In order to play a collectible card game, at some point, you have to collect at least a few cards. But how does one build a collection?
The “traditional” way, if there is one, is to buy packaged products sold by the publisher. Whether this is an LCG set, or a booster pack, or a preconstructed deck, this is the “primary market.”
This tends to be the most expensive way to build a collection, but it is also the most accessible, especially to newer players, who lack the knowledge or connections to get cards through other means. Publishers generally know this, and this is why so many primary market products are targeted at newer players – preconstructed decks that help them get started right away, booster packs that are easy to buy on impulse and open right away to build up that classical conditioning Skinner Box effect, and so on.
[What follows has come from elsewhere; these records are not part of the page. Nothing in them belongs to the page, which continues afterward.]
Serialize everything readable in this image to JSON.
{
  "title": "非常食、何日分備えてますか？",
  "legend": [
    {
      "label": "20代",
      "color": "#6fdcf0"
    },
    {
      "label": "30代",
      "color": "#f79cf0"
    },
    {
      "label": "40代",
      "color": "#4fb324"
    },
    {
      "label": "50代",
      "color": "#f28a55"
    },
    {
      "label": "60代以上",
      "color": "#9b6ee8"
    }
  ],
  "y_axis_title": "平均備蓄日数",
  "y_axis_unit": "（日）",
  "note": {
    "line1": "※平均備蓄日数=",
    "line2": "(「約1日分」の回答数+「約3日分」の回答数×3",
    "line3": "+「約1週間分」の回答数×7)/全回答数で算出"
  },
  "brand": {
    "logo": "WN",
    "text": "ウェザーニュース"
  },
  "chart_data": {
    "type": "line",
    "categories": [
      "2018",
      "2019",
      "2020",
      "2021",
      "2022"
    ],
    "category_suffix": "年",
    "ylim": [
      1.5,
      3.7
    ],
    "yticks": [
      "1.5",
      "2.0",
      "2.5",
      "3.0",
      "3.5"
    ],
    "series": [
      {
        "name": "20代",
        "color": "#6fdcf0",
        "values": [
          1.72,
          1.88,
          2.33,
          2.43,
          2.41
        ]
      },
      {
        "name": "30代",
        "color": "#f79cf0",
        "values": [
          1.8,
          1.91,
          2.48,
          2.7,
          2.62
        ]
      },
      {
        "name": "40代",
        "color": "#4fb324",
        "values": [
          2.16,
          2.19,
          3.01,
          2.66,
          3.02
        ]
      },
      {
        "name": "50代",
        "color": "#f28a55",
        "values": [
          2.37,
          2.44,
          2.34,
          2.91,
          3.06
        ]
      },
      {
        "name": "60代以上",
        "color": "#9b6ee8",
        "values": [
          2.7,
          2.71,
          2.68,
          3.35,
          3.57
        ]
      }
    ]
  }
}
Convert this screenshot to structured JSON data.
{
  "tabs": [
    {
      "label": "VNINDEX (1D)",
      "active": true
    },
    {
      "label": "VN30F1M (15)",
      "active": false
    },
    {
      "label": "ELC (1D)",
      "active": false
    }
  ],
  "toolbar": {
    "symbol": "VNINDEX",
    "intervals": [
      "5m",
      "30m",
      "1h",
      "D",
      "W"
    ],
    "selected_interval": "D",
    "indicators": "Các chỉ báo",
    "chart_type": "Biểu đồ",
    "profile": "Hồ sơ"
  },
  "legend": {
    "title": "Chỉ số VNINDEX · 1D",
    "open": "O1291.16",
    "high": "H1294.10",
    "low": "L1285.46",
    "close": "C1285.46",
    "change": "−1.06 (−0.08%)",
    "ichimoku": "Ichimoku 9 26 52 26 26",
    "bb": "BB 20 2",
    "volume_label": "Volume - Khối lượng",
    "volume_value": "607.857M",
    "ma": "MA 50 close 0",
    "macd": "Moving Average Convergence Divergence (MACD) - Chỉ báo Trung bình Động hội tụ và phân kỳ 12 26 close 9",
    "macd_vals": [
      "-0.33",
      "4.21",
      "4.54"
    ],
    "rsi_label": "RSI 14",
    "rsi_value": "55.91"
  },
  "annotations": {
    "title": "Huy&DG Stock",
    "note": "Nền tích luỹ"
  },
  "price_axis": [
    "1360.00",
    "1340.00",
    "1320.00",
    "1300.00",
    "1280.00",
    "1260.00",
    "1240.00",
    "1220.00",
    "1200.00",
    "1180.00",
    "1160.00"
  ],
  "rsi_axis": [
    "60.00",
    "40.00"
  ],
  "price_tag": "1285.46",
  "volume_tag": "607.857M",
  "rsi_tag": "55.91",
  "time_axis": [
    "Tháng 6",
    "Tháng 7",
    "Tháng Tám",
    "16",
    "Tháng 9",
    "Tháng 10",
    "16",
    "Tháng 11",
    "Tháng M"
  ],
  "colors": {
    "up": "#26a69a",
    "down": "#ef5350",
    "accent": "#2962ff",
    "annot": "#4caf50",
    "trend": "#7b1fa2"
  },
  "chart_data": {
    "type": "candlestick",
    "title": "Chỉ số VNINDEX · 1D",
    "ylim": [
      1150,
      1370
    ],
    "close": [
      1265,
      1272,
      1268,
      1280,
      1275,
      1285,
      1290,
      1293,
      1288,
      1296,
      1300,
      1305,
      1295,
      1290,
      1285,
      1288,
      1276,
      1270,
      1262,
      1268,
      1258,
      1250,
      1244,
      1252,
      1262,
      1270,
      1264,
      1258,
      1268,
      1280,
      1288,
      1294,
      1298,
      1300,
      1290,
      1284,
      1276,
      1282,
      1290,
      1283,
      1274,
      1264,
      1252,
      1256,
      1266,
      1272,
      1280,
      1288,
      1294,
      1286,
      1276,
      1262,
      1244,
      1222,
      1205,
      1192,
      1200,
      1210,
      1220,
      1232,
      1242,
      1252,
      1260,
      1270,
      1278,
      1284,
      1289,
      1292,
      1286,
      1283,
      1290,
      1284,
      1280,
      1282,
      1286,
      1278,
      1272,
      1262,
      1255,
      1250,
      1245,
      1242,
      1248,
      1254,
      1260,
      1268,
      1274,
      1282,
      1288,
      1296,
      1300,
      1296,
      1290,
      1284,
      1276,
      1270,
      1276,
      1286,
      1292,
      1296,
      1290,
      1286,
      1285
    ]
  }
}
In Living Card Games, this can often be the end of things. You buy the set that comes out and it’s yours. There’s a fixed price to getting all the things that you want and you’ve got everything you need. But in games where there’s a random distribution of cards, as soon as you move outside of the realm of preconstructed decks, you start to end up with piles and piles of duplicates. And if you try to build a collection through drafting (which is my preferred method), this problem can end up exacerbated, as you get a lot of the same cards that tend to be good in drafts.
If you want to get out of that cycle, you have to look to the secondary market. While selling cards tends to be a long-tail operation, where most cards are nearly worthless and a few cards can buy you back a significant fraction of a full booster box, buying cards can be the best way for a player with a plan in mind to put together a collection. That long-tail can be a boon, because when certain cards become more expensive, every other card gets less expensive1 – meaning that as long as you’re not dead-set on playing the most popular cards, you can build a respectable, if not top-level competitive, collection.
This week’s prompt: How big is your collection? How do you grow your collection?
Or, as always, feel free to talk about anything going on with you in the world of *CGs.